Living By Faith

“We live by faith, not by sight.” 2 Corinthians  5:7

It was not until I was at the seminary that I first heard about the hymn I Walk in Danger All the Way. It was in a sermon preached by the now sainted Robert Preus. It was one of his favorites. And it truly is a wonderful hymn.

But up until that time in my life, I had never heard of it. Never sung it. Over 1600 church services. Over 900 chapel services at three different institutions. Not once.

Found on page 716 in our hymnals, the hymn has 6 stanzas. The first stanza begins with the title, which of course, is almost always true: “I walk in danger all the way.” There the reference is to our lives here on earth. They are not lived in ultimate safety, but in danger. Always danger.

The second stanza asserts: “I pass through trials all the way,” and that is true, too, isn’t it? Yes, we pass through trials. Our lives are not trials in and of themselves. But they consist of experiencing one trial, coming out of it, enjoying a time of peace and rest, and then experiencing another, then another. Only a fool, really, would suggest that it is otherwise.

Stanza three really hits hard: “And death pursues me all the way,” and that simply is the case. For that is the issue of the present moment isn’t it? That people all over the world have become aware of the fact that they are indeed pursued by death? Constantly?
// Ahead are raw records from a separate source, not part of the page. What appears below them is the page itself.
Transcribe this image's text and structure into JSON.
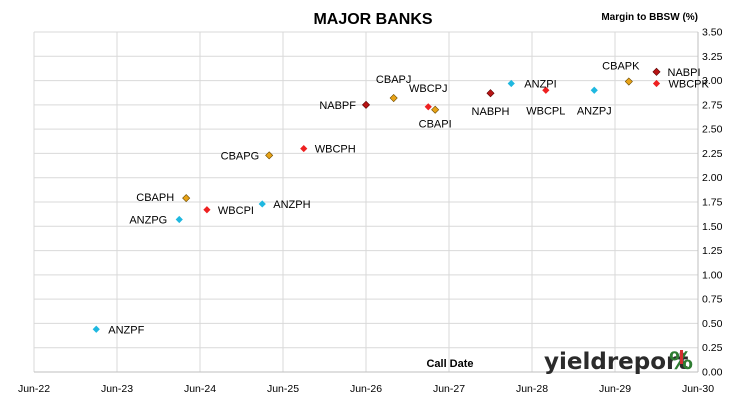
{
  "chart_data": {
    "type": "scatter",
    "title": "MAJOR BANKS",
    "xlabel": "Call Date",
    "ylabel": "Margin to BBSW (%)",
    "xticks": [
      "Jun-22",
      "Jun-23",
      "Jun-24",
      "Jun-25",
      "Jun-26",
      "Jun-27",
      "Jun-28",
      "Jun-29",
      "Jun-30"
    ],
    "xlim": [
      "2022-06",
      "2030-06"
    ],
    "ylim": [
      0,
      3.5
    ],
    "ystep": 0.25,
    "grid": true,
    "colors": {
      "ANZ": "#1fb8e0",
      "CBA": "#e8a317",
      "NAB": "#b81414",
      "WBC": "#ee2020"
    },
    "points": [
      {
        "label": "ANZPF",
        "date": "2023-03",
        "y": 0.44,
        "bank": "ANZ"
      },
      {
        "label": "ANZPG",
        "date": "2024-03",
        "y": 1.57,
        "bank": "ANZ"
      },
      {
        "label": "CBAPH",
        "date": "2024-04",
        "y": 1.79,
        "bank": "CBA"
      },
      {
        "label": "WBCPI",
        "date": "2024-07",
        "y": 1.67,
        "bank": "WBC"
      },
      {
        "label": "ANZPH",
        "date": "2025-03",
        "y": 1.73,
        "bank": "ANZ"
      },
      {
        "label": "CBAPG",
        "date": "2025-04",
        "y": 2.23,
        "bank": "CBA"
      },
      {
        "label": "WBCPH",
        "date": "2025-09",
        "y": 2.3,
        "bank": "WBC"
      },
      {
        "label": "NABPF",
        "date": "2026-06",
        "y": 2.75,
        "bank": "NAB"
      },
      {
        "label": "CBAPJ",
        "date": "2026-10",
        "y": 2.82,
        "bank": "CBA"
      },
      {
        "label": "WBCPJ",
        "date": "2027-03",
        "y": 2.73,
        "bank": "WBC"
      },
      {
        "label": "CBAPI",
        "date": "2027-04",
        "y": 2.7,
        "bank": "CBA"
      },
      {
        "label": "NABPH",
        "date": "2027-12",
        "y": 2.87,
        "bank": "NAB"
      },
      {
        "label": "ANZPI",
        "date": "2028-03",
        "y": 2.97,
        "bank": "ANZ"
      },
      {
        "label": "WBCPL",
        "date": "2028-08",
        "y": 2.9,
        "bank": "WBC"
      },
      {
        "label": "ANZPJ",
        "date": "2029-03",
        "y": 2.9,
        "bank": "ANZ"
      },
      {
        "label": "CBAPK",
        "date": "2029-08",
        "y": 2.99,
        "bank": "CBA"
      },
      {
        "label": "NABPI",
        "date": "2029-12",
        "y": 3.09,
        "bank": "NAB"
      },
      {
        "label": "WBCPK",
        "date": "2029-12",
        "y": 2.97,
        "bank": "WBC"
      }
    ]
  },
  "branding": {
    "logo_text": "yieldreport",
    "logo_symbol": "%"
  }
}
And they can do nothing about it…except, hoard toilet paper. Yes. That’s right.  It was asserted this week that toilet paper was being hoarded because a large supply in an individual household provided comfort, comfort that everything would be okay. In the words of the author of the piece I read, whenever she opened her closet door and saw all of the toilet paper stacked-up there, she was assured that she would survive. She would not die. But live.
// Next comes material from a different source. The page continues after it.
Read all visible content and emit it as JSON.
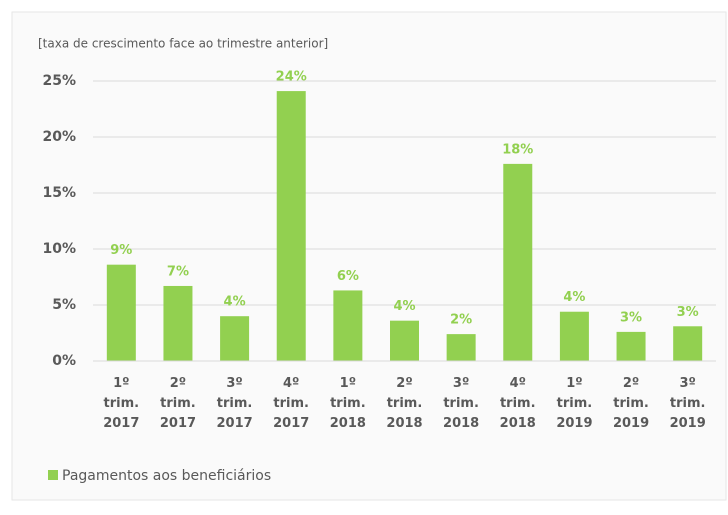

Toilet paper does that? Really? How utterly lost is the world.

For stanza five of the hymn gives us the only and real solution to our having to walk in danger, pass through trials and be pursued by death throughout our lives: We “walk with Jesus all the way.” That is, we live by faith, and not by sight, faith that the suffering and death of Christ for us, means that we are ultimately and utterly safe in His hands, come what may–danger, trials or even death.
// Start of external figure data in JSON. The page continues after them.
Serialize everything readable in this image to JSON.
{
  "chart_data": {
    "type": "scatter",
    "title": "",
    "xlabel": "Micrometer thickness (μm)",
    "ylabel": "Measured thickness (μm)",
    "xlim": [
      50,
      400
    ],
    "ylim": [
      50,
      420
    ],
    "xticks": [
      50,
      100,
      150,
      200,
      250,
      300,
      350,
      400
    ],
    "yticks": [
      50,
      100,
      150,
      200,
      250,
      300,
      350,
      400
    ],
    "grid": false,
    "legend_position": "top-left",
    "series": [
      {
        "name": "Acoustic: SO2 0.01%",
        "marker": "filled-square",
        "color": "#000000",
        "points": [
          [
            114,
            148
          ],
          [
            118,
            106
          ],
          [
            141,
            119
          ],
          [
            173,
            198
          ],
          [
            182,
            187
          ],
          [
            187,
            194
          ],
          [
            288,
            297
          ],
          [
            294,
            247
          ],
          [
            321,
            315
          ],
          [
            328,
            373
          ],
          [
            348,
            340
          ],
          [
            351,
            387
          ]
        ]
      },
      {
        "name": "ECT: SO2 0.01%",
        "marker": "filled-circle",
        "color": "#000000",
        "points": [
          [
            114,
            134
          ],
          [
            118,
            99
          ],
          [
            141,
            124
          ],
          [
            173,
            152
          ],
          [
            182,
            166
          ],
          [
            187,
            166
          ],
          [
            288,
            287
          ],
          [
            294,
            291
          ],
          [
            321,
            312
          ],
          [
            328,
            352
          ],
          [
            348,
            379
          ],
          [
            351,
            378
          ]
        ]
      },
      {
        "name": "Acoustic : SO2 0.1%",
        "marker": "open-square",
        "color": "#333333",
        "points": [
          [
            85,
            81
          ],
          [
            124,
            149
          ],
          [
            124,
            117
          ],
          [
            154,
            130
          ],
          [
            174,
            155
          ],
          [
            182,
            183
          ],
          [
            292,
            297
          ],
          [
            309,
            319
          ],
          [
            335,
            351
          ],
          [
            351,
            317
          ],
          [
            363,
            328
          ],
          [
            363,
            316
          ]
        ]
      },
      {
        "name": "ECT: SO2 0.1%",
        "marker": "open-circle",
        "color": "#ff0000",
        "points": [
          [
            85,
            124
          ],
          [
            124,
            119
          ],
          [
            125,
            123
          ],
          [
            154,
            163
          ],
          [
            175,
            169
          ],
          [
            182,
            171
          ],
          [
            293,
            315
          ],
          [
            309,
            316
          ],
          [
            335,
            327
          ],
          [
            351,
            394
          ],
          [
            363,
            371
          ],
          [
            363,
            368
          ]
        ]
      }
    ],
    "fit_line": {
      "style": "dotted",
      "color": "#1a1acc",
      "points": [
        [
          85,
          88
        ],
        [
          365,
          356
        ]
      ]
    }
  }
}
Through faith in Christ death is simply a sleep from which we awaken in heaven and keep on living! That is, by the way, the final stanza of the hymn: “My walk is heav’nward all the way.”

Yes, we have heard this our entire lives, that we live by faith. But have we ever really listened? Ever really lived by faith, not allowing what we see all around us to overwhelm us with terror?

Our life is a walking by faith, with Jesus, towards heaven.